Alexander (Alec) Badenoch (1971) is Assistant Professor in Media and Cultural studies.  He is also the Beeld en Geluid Endowed Professor of Transnational Media at the VU Amsterdam,where he is PI on the JPI-CH project "Polyvocal Interpretations of Contested Colonial Heritage" and was member of the NWA Route Kunst small project "Artists' Community Knowledge (ACKnowledge)".  He has a BA from the University of the South (1993), an MA in Social Science from the University of Chicago (1995) and a PhD in Modern Languages from the University of Southampton (2004). He was the leading researcher on the HERA-project “ Transnational Radio Encounters (TRE)” 2013-2016, and member of the NWA VWData Project "Capturing Bias: Diversity-aware Computation for Accurate Big Media Data Analysis" led by Prof Lora Aroyo of the VU Amsterdam 2017-2018. He is author of Voices in Ruins: West German Radio across the 1945 Divide (winner, 2007-8 IAMHIST Prize), and was chief editor of the Inventing Europe Digital Museum (www.inventingeurope.eu).  He sits on the steering committee of the Entangled Media Histories (EMHIS) network co-founder of the Women’s Radio in Europe  (WREN) and Transmitting and Receiving Europe (TRANS) research networks, and was a is longtime board member (including Vice President and President) of the Studienkreis Rundfunk und Geschichte (German broadcasting History Society). His research covers a range of topics in 20th Century transnational history, and draws on disciplines ranging from media and cultural studies, cultural geography, gender studies, and history of technology.  

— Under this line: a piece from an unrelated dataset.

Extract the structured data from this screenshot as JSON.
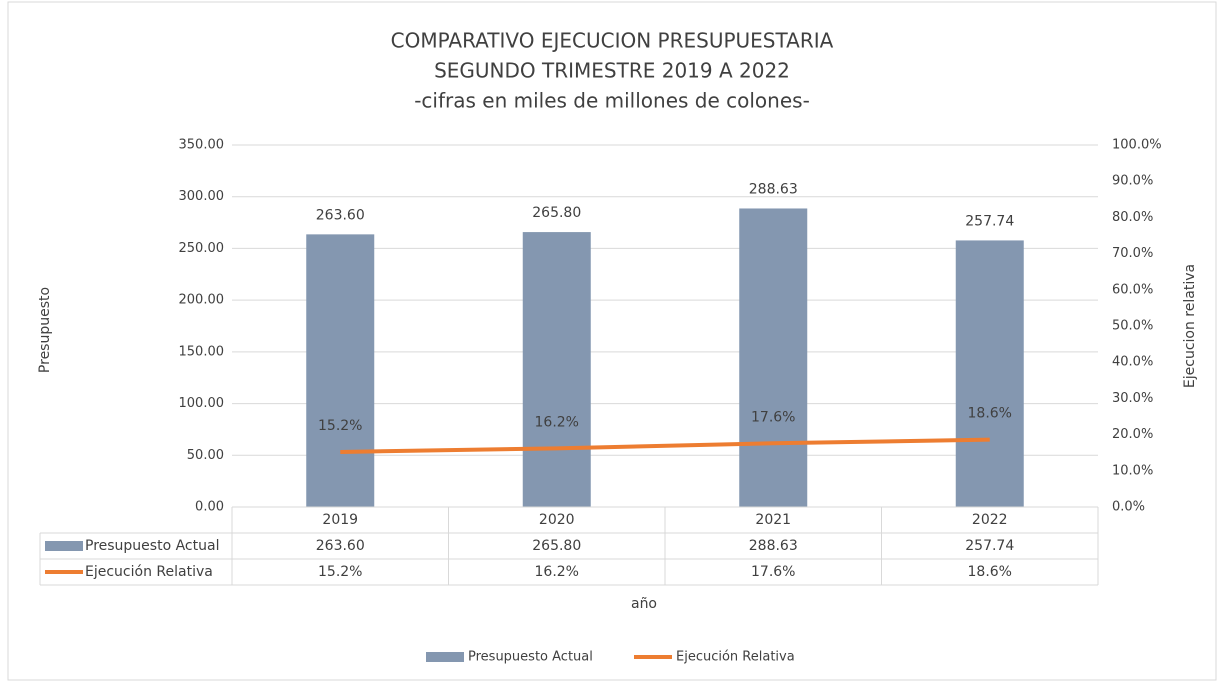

Badenoch's research falls into three key strands:

 

  • Broadcasting and (trans)national identities. As the leading media of the 20th century, radio and television have simultaneously consolidated ideas of national belonging and provided access to imagined global spheres.    Radio and television (and their multiply-mediated forms) are approached less as objects of study in themselves than as privileged pathways into broader social questions and intermedial entanglements.  Current research looks into the entanglements of radio broadcasting and international women's movements in the post-WWII era.

 

  • Digital heritage and networked constructions of the past  Building on experiences editing an online virtual exhibit, as well as the new exhibition and navigation platform radio.garden, this strand of research focuses on the problems and possibilities of networking heritage in the age of aggregation and convergence.

 

  • Infrastructures, territories and transnational mobility, focusing on the way the building of networks both envisages and enables forms of mobility in European spaces. What are the technologies, insitutions and discourses that allows things, people and ideas to circulate, and how are they mediated?  This also includes alternative or counter-spaces, such as the offshore broadcasters in the North Sea, and the squatted spaces in Amsterdam and their key links to the rise of internet culture there.